Our pipeline of enhancements including new foresight workbench tools for scenario planning are expected to significantly increase user uptake and enhance capability building outcomes.
Challenges and Failures
- As this is an in-house Microsoft 365 (MS) based product there were limitations in the capability of MS software that included availability of particular visualisations (within Power BI), and simplicity of data fields structures and formats (within SharePoint lists). To respond to these limitations, the team balanced the desired design outcomes with the barriers for implementation resulting in sophisticated platform that much resembles a website rather than a Power BI report.
- Varying levels of data literacy limited the ability of some users to exploit the filtering capabilities of Trend Atlas in Power BI. To address this, the team added a module on how to use Power BI to the onboarding training sessions.
- An accessibility audit has also highlighted some inherent limitations of the use of data visualisations for the visually impaired and the team is in the process of developing more accessible versions of these.
Conditions for Success
- For inception, the alignment of the personal values of the team with the vision for the Trend Atlas catalysed the team’s persistent determination and commitment to upskilling required to build the tool within budget and technological constraints and other competing organisational demands.
- For uptake, user testing during development was pivotal in the creation of an accessible platform combined with the ability to dedicate resources to training sessions.
- To become a part of day-to-day policy, research and decision making processes across departments we needed to create habits in the use of the platform and behavioural nudges to help users to return to the platform, such as links from our monthly newsletter.
- To continue to produce high quality trends a contribution model for trend creation with partners with shared values was required for sustainability.
- Adopting an approach of continuous improvement in our horizon scan process has led to greater efficiency at lower costs.
Institutionally, the Trend Atlas has been identified in New South Wales as a State Digital Asset (SDA). The SDA designation means that Trend Atlas should be considered by all ICT system designers as a scalable and replicable solution for implementation.
Key stakeholders in NSW observed how the Trend Atlas successfully maximised the discovery of trusted data sources across government and sought to have their data and reports added to the platform to replicate the discoverability. This included adding the NSW Common Planning Assumptions datasets to the platform.
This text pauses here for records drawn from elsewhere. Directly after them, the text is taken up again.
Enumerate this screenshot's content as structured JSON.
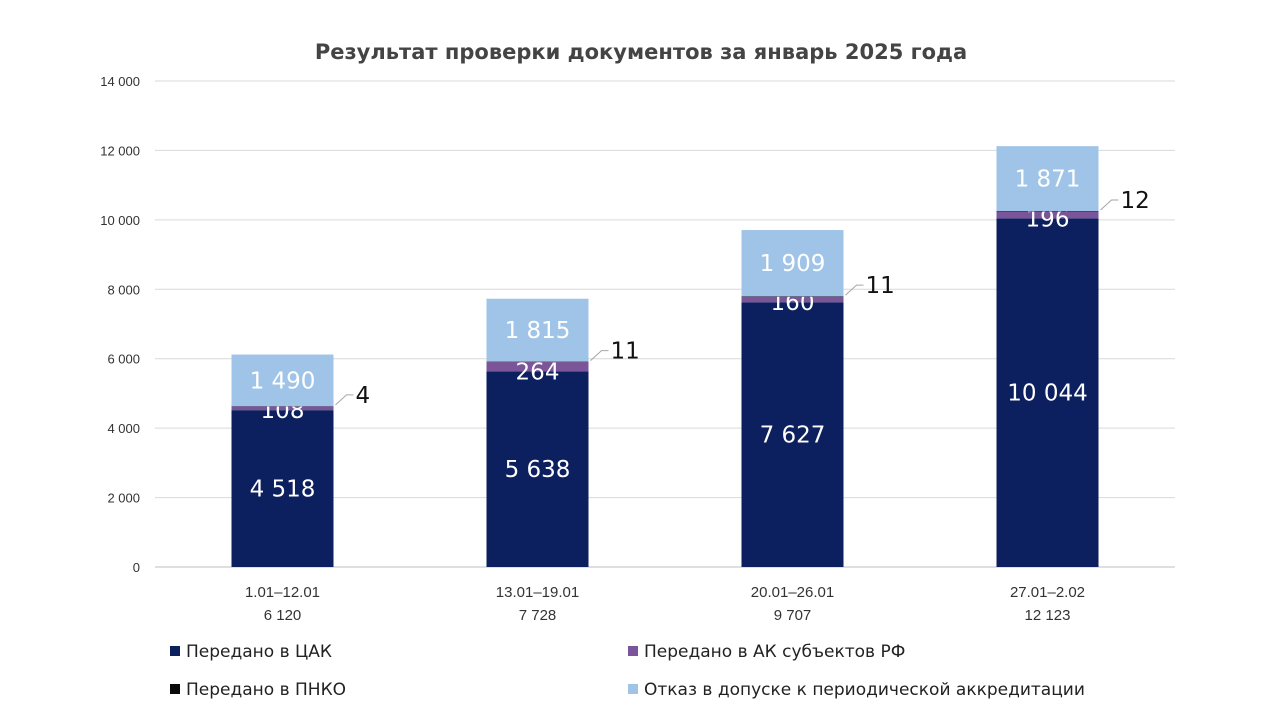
{
  "chart_data": {
    "type": "bar",
    "stacked": true,
    "title": "Результат проверки документов за январь 2025 года",
    "xlabel": "",
    "ylabel": "",
    "ylim": [
      0,
      14000
    ],
    "yticks": [
      0,
      2000,
      4000,
      6000,
      8000,
      10000,
      12000,
      14000
    ],
    "ytick_labels": [
      "0",
      "2 000",
      "4 000",
      "6 000",
      "8 000",
      "10 000",
      "12 000",
      "14 000"
    ],
    "grid": true,
    "legend_position": "bottom",
    "categories": [
      "1.01–12.01",
      "13.01–19.01",
      "20.01–26.01",
      "27.01–2.02"
    ],
    "category_totals": [
      "6 120",
      "7 728",
      "9 707",
      "12 123"
    ],
    "series": [
      {
        "name": "Передано в ЦАК",
        "color": "#0c1f5e",
        "label_color": "#ffffff",
        "values": [
          4518,
          5638,
          7627,
          10044
        ],
        "labels": [
          "4 518",
          "5 638",
          "7 627",
          "10 044"
        ]
      },
      {
        "name": "Передано в АК субъектов РФ",
        "color": "#7b5499",
        "label_color": "#ffffff",
        "values": [
          108,
          264,
          160,
          196
        ],
        "labels": [
          "108",
          "264",
          "160",
          "196"
        ]
      },
      {
        "name": "Передано в ПНКО",
        "color": "#0a0a0a",
        "label_color": "#111111",
        "callout": true,
        "values": [
          4,
          11,
          11,
          12
        ],
        "labels": [
          "4",
          "11",
          "11",
          "12"
        ]
      },
      {
        "name": "Отказ в допуске к периодической аккредитации",
        "color": "#9fc4e8",
        "label_color": "#ffffff",
        "values": [
          1490,
          1815,
          1909,
          1871
        ],
        "labels": [
          "1 490",
          "1 815",
          "1 909",
          "1 871"
        ]
      }
    ]
  }
}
Replication beyond NSW is now in development. Following interstate presentations, the Trend Atlas is sought after by Australian and state governments. This is a testament to the international and national coverage of the trends and horizon scanning content, the utility of the platform’s analysis tools and the quality of its sources. We are actively enabling the legal, licensing and platform conditions to make this happen.
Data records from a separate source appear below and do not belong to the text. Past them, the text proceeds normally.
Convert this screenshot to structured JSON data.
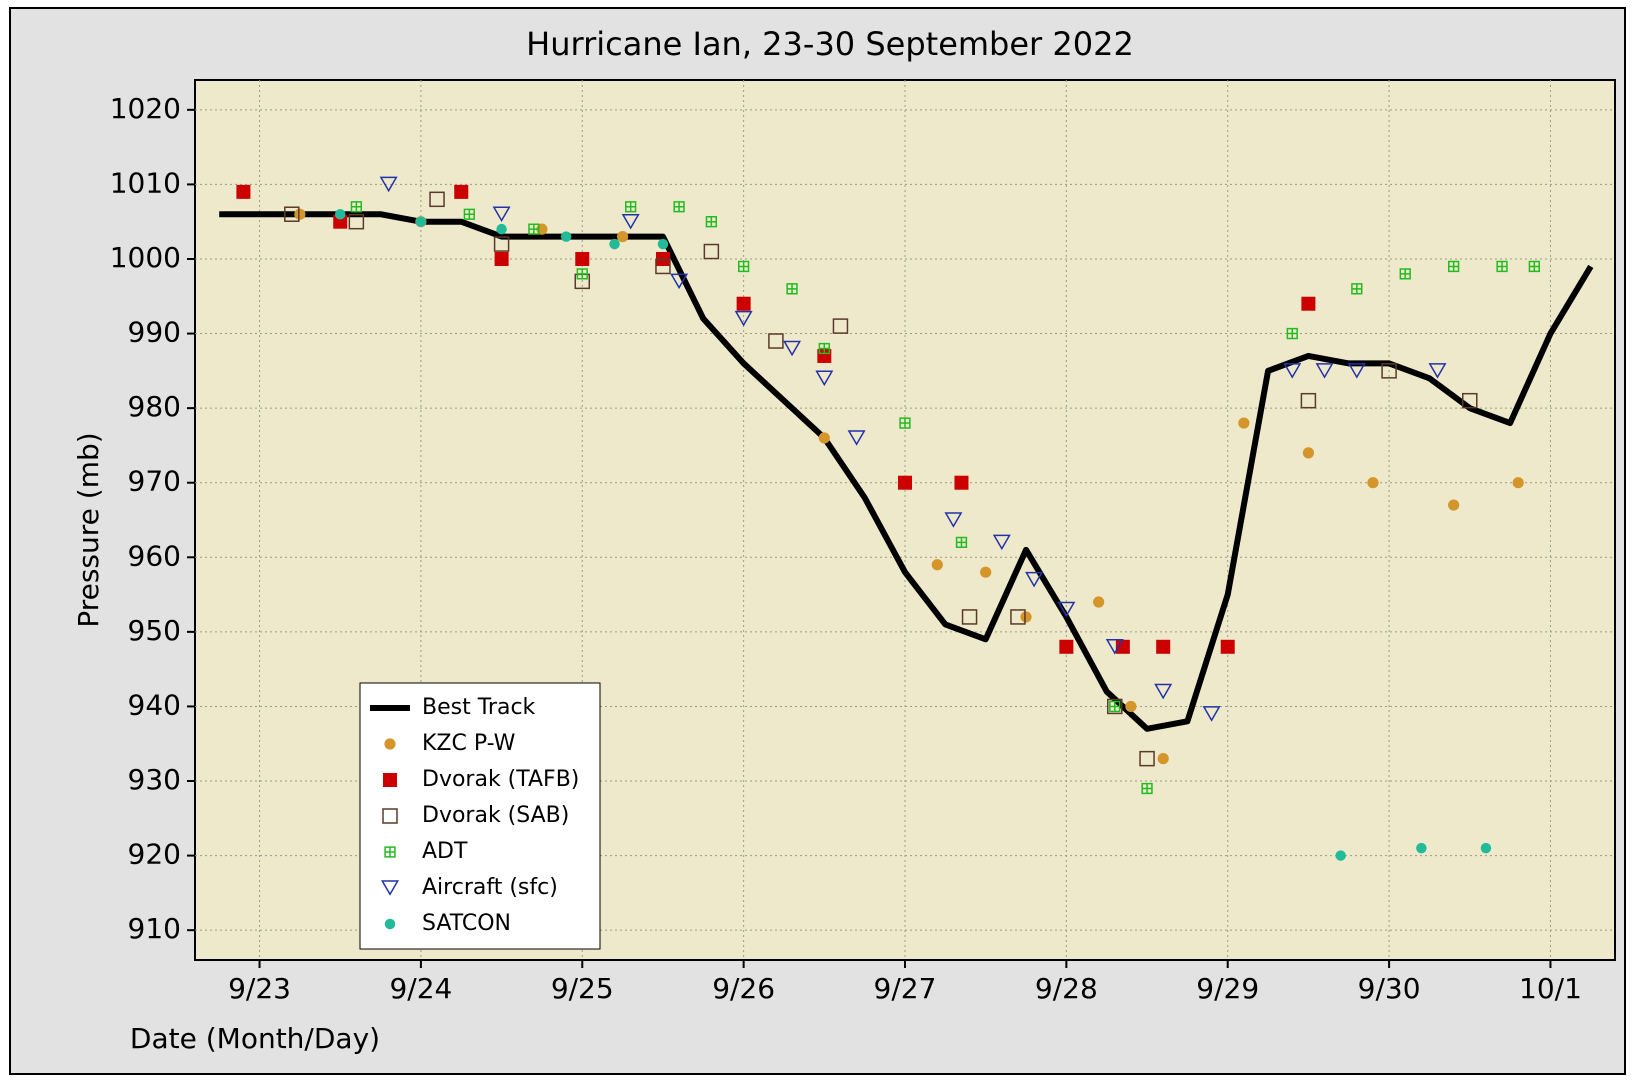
{
  "chart_data": {
    "type": "scatter",
    "title": "Hurricane Ian, 23-30 September 2022",
    "ylabel": "Pressure (mb)",
    "xlabel": "Date (Month/Day)",
    "xlim": [
      22.6,
      31.4
    ],
    "xticks": [
      {
        "value": 23,
        "label": "9/23"
      },
      {
        "value": 24,
        "label": "9/24"
      },
      {
        "value": 25,
        "label": "9/25"
      },
      {
        "value": 26,
        "label": "9/26"
      },
      {
        "value": 27,
        "label": "9/27"
      },
      {
        "value": 28,
        "label": "9/28"
      },
      {
        "value": 29,
        "label": "9/29"
      },
      {
        "value": 30,
        "label": "9/30"
      },
      {
        "value": 31,
        "label": "10/1"
      }
    ],
    "ylim": [
      906,
      1024
    ],
    "yticks": [
      910,
      920,
      930,
      940,
      950,
      960,
      970,
      980,
      990,
      1000,
      1010,
      1020
    ],
    "grid": true,
    "legend": "lower left",
    "series": [
      {
        "name": "Best Track",
        "marker": "line",
        "color": "#000000",
        "x": [
          22.75,
          23.0,
          23.25,
          23.5,
          23.75,
          24.0,
          24.25,
          24.5,
          24.75,
          25.0,
          25.25,
          25.5,
          25.75,
          26.0,
          26.25,
          26.5,
          26.75,
          27.0,
          27.25,
          27.5,
          27.75,
          28.0,
          28.25,
          28.5,
          28.75,
          29.0,
          29.25,
          29.5,
          29.75,
          30.0,
          30.25,
          30.5,
          30.75,
          31.0,
          31.25
        ],
        "values": [
          1006,
          1006,
          1006,
          1006,
          1006,
          1005,
          1005,
          1003,
          1003,
          1003,
          1003,
          1003,
          992,
          986,
          981,
          976,
          968,
          958,
          951,
          949,
          961,
          952,
          942,
          937,
          938,
          955,
          985,
          987,
          986,
          986,
          984,
          980,
          978,
          990,
          999
        ]
      },
      {
        "name": "KZC P-W",
        "marker": "circle",
        "color": "#d4962a",
        "x": [
          23.25,
          24.0,
          24.75,
          25.25,
          26.5,
          27.2,
          27.5,
          27.75,
          28.2,
          28.4,
          28.6,
          29.1,
          29.5,
          29.9,
          30.4,
          30.8
        ],
        "values": [
          1006,
          1005,
          1004,
          1003,
          976,
          959,
          958,
          952,
          954,
          940,
          933,
          978,
          974,
          970,
          967,
          970
        ]
      },
      {
        "name": "Dvorak (TAFB)",
        "marker": "square",
        "color": "#cc0000",
        "x": [
          22.9,
          23.5,
          24.25,
          24.5,
          25.0,
          25.5,
          26.0,
          26.5,
          27.0,
          27.35,
          28.0,
          28.35,
          28.6,
          29.0,
          29.5
        ],
        "values": [
          1009,
          1005,
          1009,
          1000,
          1000,
          1000,
          994,
          987,
          970,
          970,
          948,
          948,
          948,
          948,
          994
        ]
      },
      {
        "name": "Dvorak (SAB)",
        "marker": "open-square",
        "color": "#5a3a2a",
        "x": [
          23.2,
          23.6,
          24.1,
          24.5,
          25.0,
          25.5,
          25.8,
          26.2,
          26.6,
          27.4,
          27.7,
          28.3,
          28.5,
          29.5,
          30.0,
          30.5
        ],
        "values": [
          1006,
          1005,
          1008,
          1002,
          997,
          999,
          1001,
          989,
          991,
          952,
          952,
          940,
          933,
          981,
          985,
          981
        ]
      },
      {
        "name": "ADT",
        "marker": "crossed-square",
        "color": "#22bb22",
        "x": [
          23.6,
          24.3,
          24.7,
          25.0,
          25.3,
          25.6,
          25.8,
          26.0,
          26.3,
          26.5,
          27.0,
          27.35,
          28.3,
          28.5,
          29.4,
          29.8,
          30.1,
          30.4,
          30.7,
          30.9
        ],
        "values": [
          1007,
          1006,
          1004,
          998,
          1007,
          1007,
          1005,
          999,
          996,
          988,
          978,
          962,
          940,
          929,
          990,
          996,
          998,
          999,
          999,
          999
        ]
      },
      {
        "name": "Aircraft (sfc)",
        "marker": "triangle",
        "color": "#2233aa",
        "x": [
          23.8,
          24.5,
          25.3,
          25.6,
          26.0,
          26.3,
          26.5,
          26.7,
          27.3,
          27.6,
          27.8,
          28.0,
          28.3,
          28.6,
          28.9,
          29.4,
          29.6,
          29.8,
          30.3
        ],
        "values": [
          1010,
          1006,
          1005,
          997,
          992,
          988,
          984,
          976,
          965,
          962,
          957,
          953,
          948,
          942,
          939,
          985,
          985,
          985,
          985
        ]
      },
      {
        "name": "SATCON",
        "marker": "dot",
        "color": "#22bb99",
        "x": [
          23.5,
          24.0,
          24.5,
          24.9,
          25.2,
          25.5,
          29.7,
          30.2,
          30.6
        ],
        "values": [
          1006,
          1005,
          1004,
          1003,
          1002,
          1002,
          920,
          921,
          921
        ]
      }
    ]
  }
}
- Public sector has most of the tools it needs to make high-resolution, impactful digital tools without significant ICT expertise. This project intentionally sought to push the boundaries of MS Office 365. The project has been executed by a small team with no ICT budget, totally in-house. Governments could make significant savings to their ICT budgets by building high-resolution platforms internally before seeking technical expertise and support.
- Choice architecture and behavioural insights are critical to enduring platform designs. Our ambition to create a collaborative intelligence platform has revealed the critical importance of reflecting on user motivations, needs and outcomes.
- Scalability and networks effects are key platform design considerations. We continually ask ourselves about how we can multiply our impact by designing for scalability.